In population pharmacokinetic (PopPK) modeling, the identification of nonlinear covariates remains challenging due to poor interpretability and model dependence. To address this, we propose a VAE-LASSO joint framework: first, a variational autoencoder (VAE) compresses high-dimensional PK time-series data into a structured latent space, enabling assumption-free feature disentanglement; second, LASSO regression performs sparse covariate selection within this latent space. This work is the first to integrate VAE representation learning with LASSO for unsupervised covariate discovery in PopPK—without requiring predefined pharmacological models. The method robustly identifies four clinically critical covariates—SNP, age, albumin, and hemoglobin—while eliminating redundant features. VAE reconstruction accuracy achieves a mean absolute percentage error (MAPE) of only 2.26%, and LASSO yields consistent selections across multiple regularization strengths, demonstrating strong robustness, interpretability, and generalizability.
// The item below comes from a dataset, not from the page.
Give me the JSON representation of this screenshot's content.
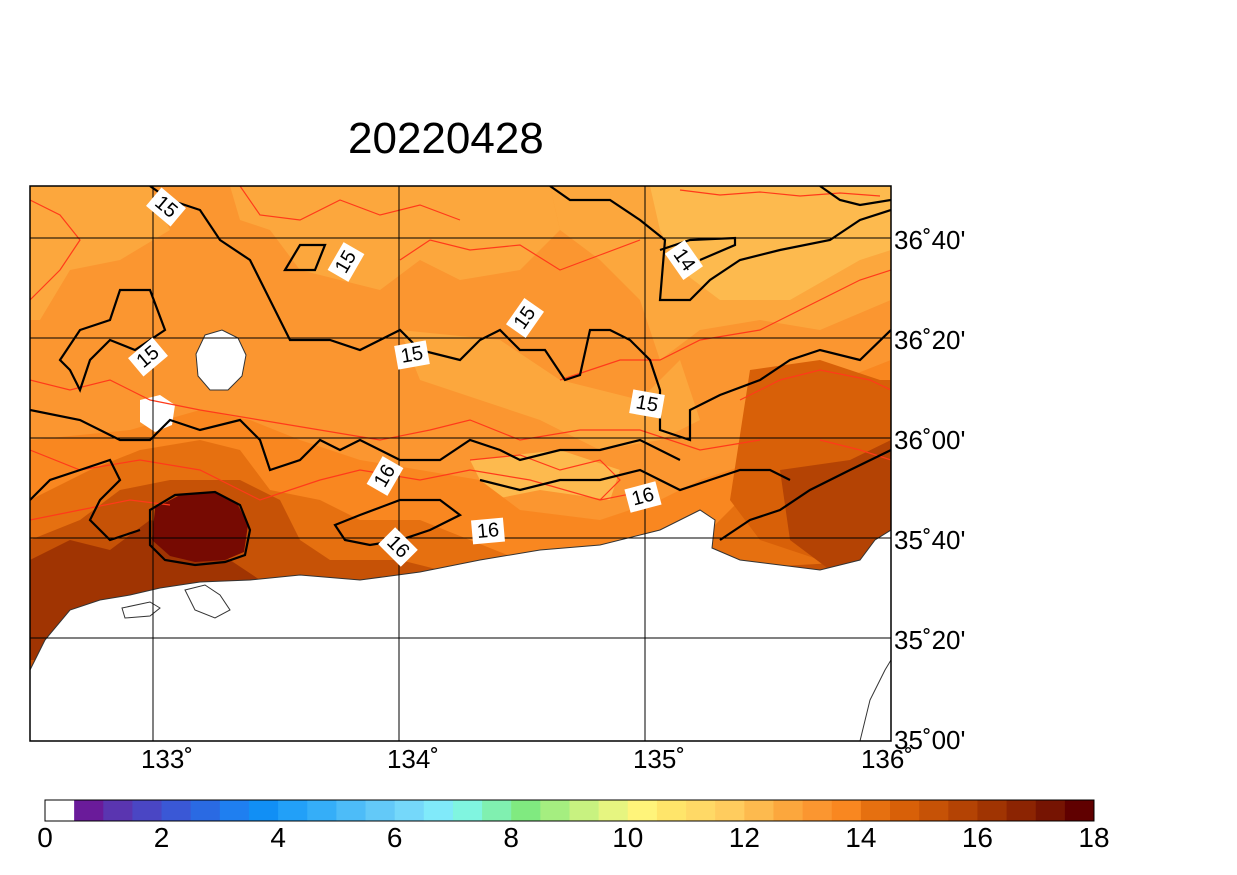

Population pharmacokinetic (PopPK) modelling is a fundamental tool for understanding drug behaviour across diverse patient populations and enabling personalized dosing strategies to improve therapeutic outcomes. A key challenge in PopPK analysis lies in identifying and modelling covariates that influence drug absorption, as these relationships are often complex and nonlinear. Traditional methods may fail to capture hidden patterns within the data. In this study, we propose a data-driven, model-free framework that integrates Variational Autoencoders (VAEs) deep learning model and LASSO regression to uncover key covariates from simulated tacrolimus pharmacokinetic (PK) profiles. The VAE compresses high-dimensional PK signals into a structured latent space, achieving accurate reconstruction with a mean absolute percentage error (MAPE) of 2.26%. LASSO regression is then applied to map patient-specific covariates to the latent space, enabling sparse feature selection through L1 regularization. This approach consistently identifies clinically relevant covariates for tacrolimus including SNP, age, albumin, and hemoglobin which are retained across the tested regularization strength levels, while effectively discarding non-informative features. The proposed VAE-LASSO methodology offers a scalable, interpretable, and fully data-driven solution for covariate selection, with promising applications in drug development and precision pharmacotherapy.